This background brings us to an obvious but seldom asked question: Why does the Gospel insist that the Church is to make itself known to “all nations”? Why cannot we let others be? Why cannot we say, as many—even Catholics—now say, that we should cease missionary work, that God will provide? The Gospel says that when someone rejects those sent by the Lord, they should brush the dust of the local streets off their feet and proceed to a more hospitable town.
Modern man finds the truth upsetting that there are things that should be held or believed—things that can be precisely stated, things that ought or ought not to be done. There is an urgency about this need to know what is revealed and handed down. While we may tolerate or even ignore those who refuse to consider what the Church teaches, people who (either by their own fault or as the result of cultural or historical movements) do not have the faith should have it. Indeed, we would say they implicitly want it, not forgetting that the faith is often explicitly rejected because of what it is: a claim to truth.

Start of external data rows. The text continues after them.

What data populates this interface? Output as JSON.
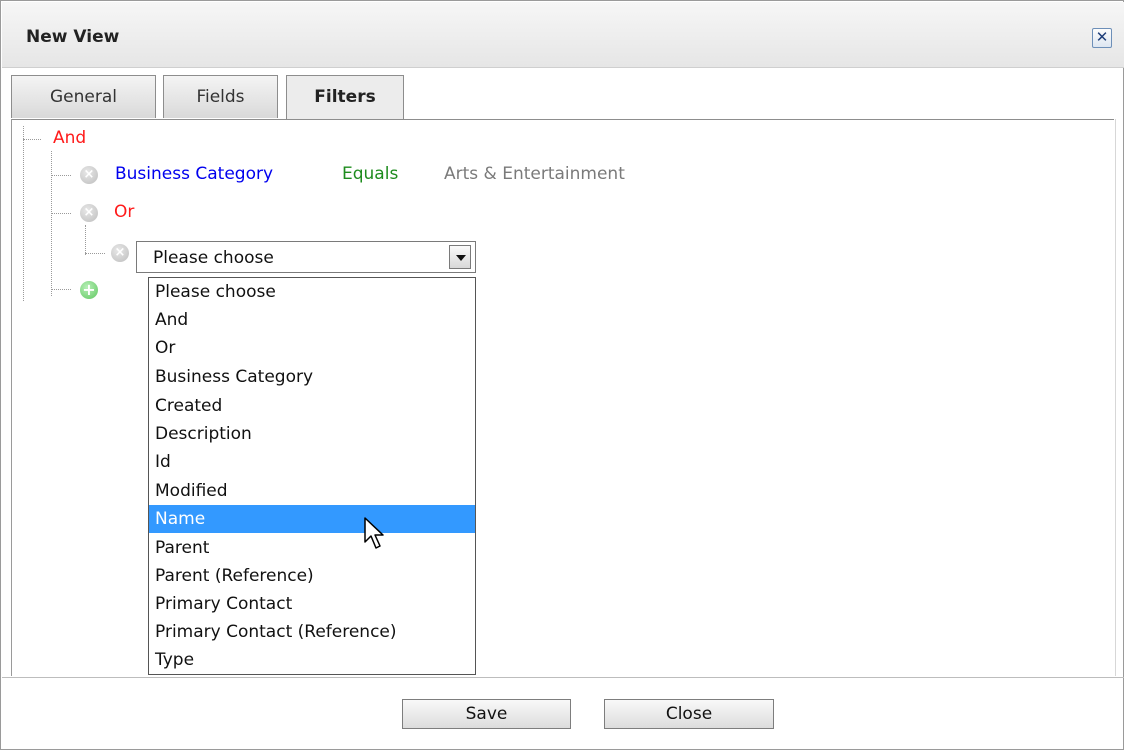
{
  "dialog": {
    "title": "New View",
    "close_icon": "close-icon"
  },
  "tabs": [
    {
      "label": "General",
      "active": false
    },
    {
      "label": "Fields",
      "active": false
    },
    {
      "label": "Filters",
      "active": true
    }
  ],
  "filter_tree": {
    "root_label": "And",
    "condition": {
      "field": "Business Category",
      "operator": "Equals",
      "value": "Arts & Entertainment"
    },
    "group_label": "Or",
    "select": {
      "value": "Please choose",
      "options": [
        "Please choose",
        "And",
        "Or",
        "Business Category",
        "Created",
        "Description",
        "Id",
        "Modified",
        "Name",
        "Parent",
        "Parent (Reference)",
        "Primary Contact",
        "Primary Contact (Reference)",
        "Type"
      ],
      "highlighted": "Name"
    },
    "remove_icon": "remove-icon",
    "add_icon": "add-icon"
  },
  "footer": {
    "save_label": "Save",
    "close_label": "Close"
  },
  "colors": {
    "logic": "#ff1a1a",
    "field": "#0000ee",
    "operator": "#1e8c1e",
    "value": "#7a7a7a",
    "highlight": "#3399ff"
  }
}
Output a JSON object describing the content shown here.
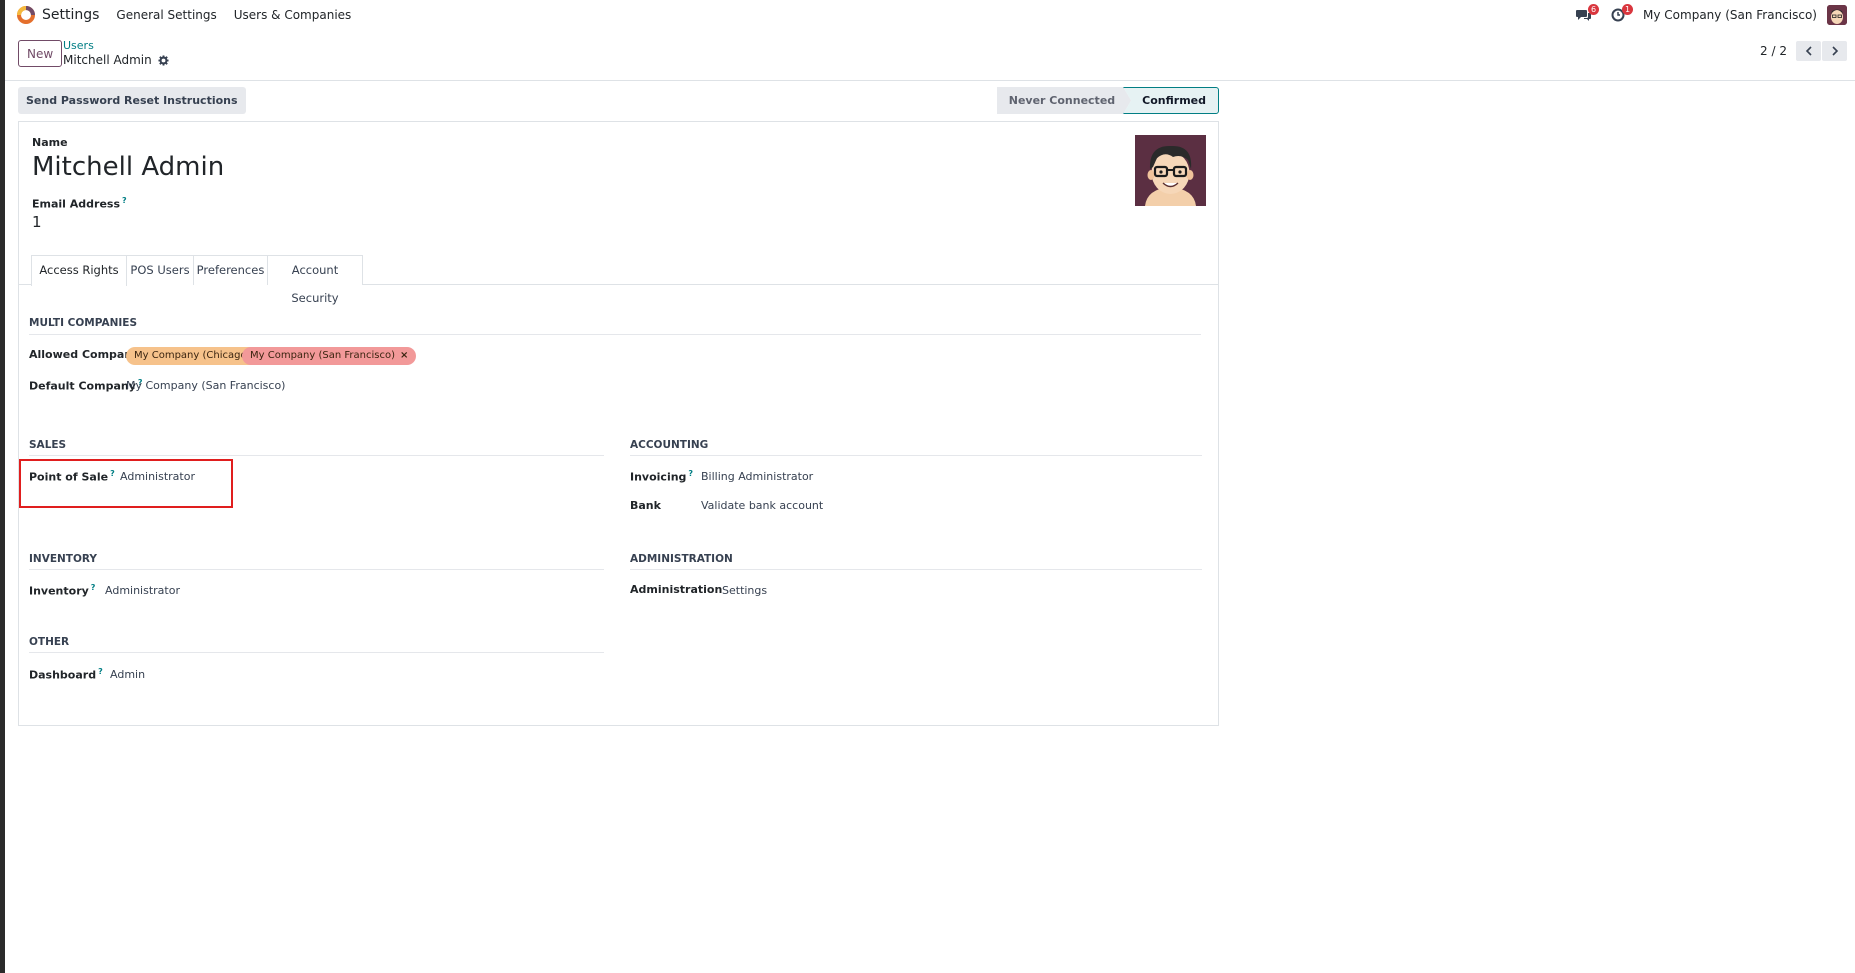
{
  "app": {
    "name": "Settings",
    "menu": [
      "General Settings",
      "Users & Companies"
    ]
  },
  "systray": {
    "messages_count": "6",
    "activities_count": "1",
    "company": "My Company (San Francisco)"
  },
  "control_panel": {
    "new_label": "New",
    "breadcrumb_parent": "Users",
    "breadcrumb_current": "Mitchell Admin",
    "pager": "2 / 2"
  },
  "statusbar": {
    "reset_button": "Send Password Reset Instructions",
    "stages": [
      "Never Connected",
      "Confirmed"
    ],
    "active_stage": "Confirmed"
  },
  "form": {
    "name_label": "Name",
    "name_value": "Mitchell Admin",
    "email_label": "Email Address",
    "tooltip_mark": "?",
    "email_value": "1"
  },
  "tabs": [
    "Access Rights",
    "POS Users",
    "Preferences",
    "Account Security"
  ],
  "access_rights": {
    "multi_companies": {
      "title": "MULTI COMPANIES",
      "allowed_label": "Allowed Companies",
      "allowed_tags": [
        {
          "label": "My Company (Chicago)",
          "color": "#f6c28b"
        },
        {
          "label": "My Company (San Francisco)",
          "color": "#f29999"
        }
      ],
      "default_label": "Default Company",
      "default_value": "My Company (San Francisco)"
    },
    "sales": {
      "title": "SALES",
      "label": "Point of Sale",
      "value": "Administrator"
    },
    "accounting": {
      "title": "ACCOUNTING",
      "invoicing_label": "Invoicing",
      "invoicing_value": "Billing Administrator",
      "bank_label": "Bank",
      "bank_value": "Validate bank account"
    },
    "inventory": {
      "title": "INVENTORY",
      "label": "Inventory",
      "value": "Administrator"
    },
    "administration": {
      "title": "ADMINISTRATION",
      "label": "Administration",
      "value": "Settings"
    },
    "other": {
      "title": "OTHER",
      "label": "Dashboard",
      "value": "Admin"
    }
  },
  "colors": {
    "brand": "#714b67",
    "link": "#017e84",
    "highlight": "#e01e1e"
  }
}
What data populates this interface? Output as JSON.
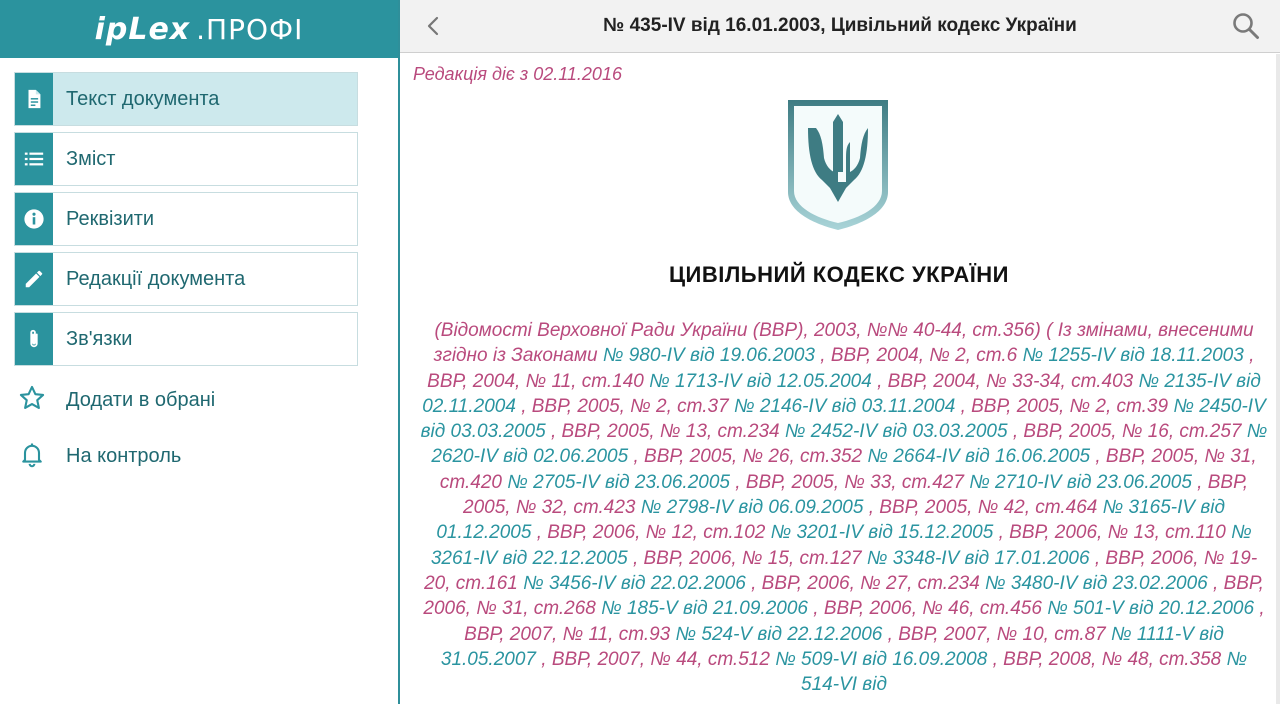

Something even more sinister seems to be at work here. We are told that our struggles are not so much against flesh and blood but against principalities and powers. The Church is built on a Rock, but the gates of hell shall not prevail against it. This “not prevailing” does not mean that no hostility, hatred, or bitterness will occur because of the truth that is contained in revelation. We are not engaged simply in a calm intellectual exercise, reasonably working things out among ourselves (though we are engaged in this enterprise too). Often every effort is made to prevent from being known any fair or reasonable presentation of the faith and what it holds. We can “study” the faith but not present it as true. But if we cannot present it as true it is not really worth holding or even explaining.
What I conclude is the countercultural position that we have reached a time in history where the most essential thing the Church must do is to explain—not what it has in common with other religions and philosophies but how it is different and why. In the end, in these differences is found what mankind most needs to know about itself and its destiny. It is still true that we all need to know the truth.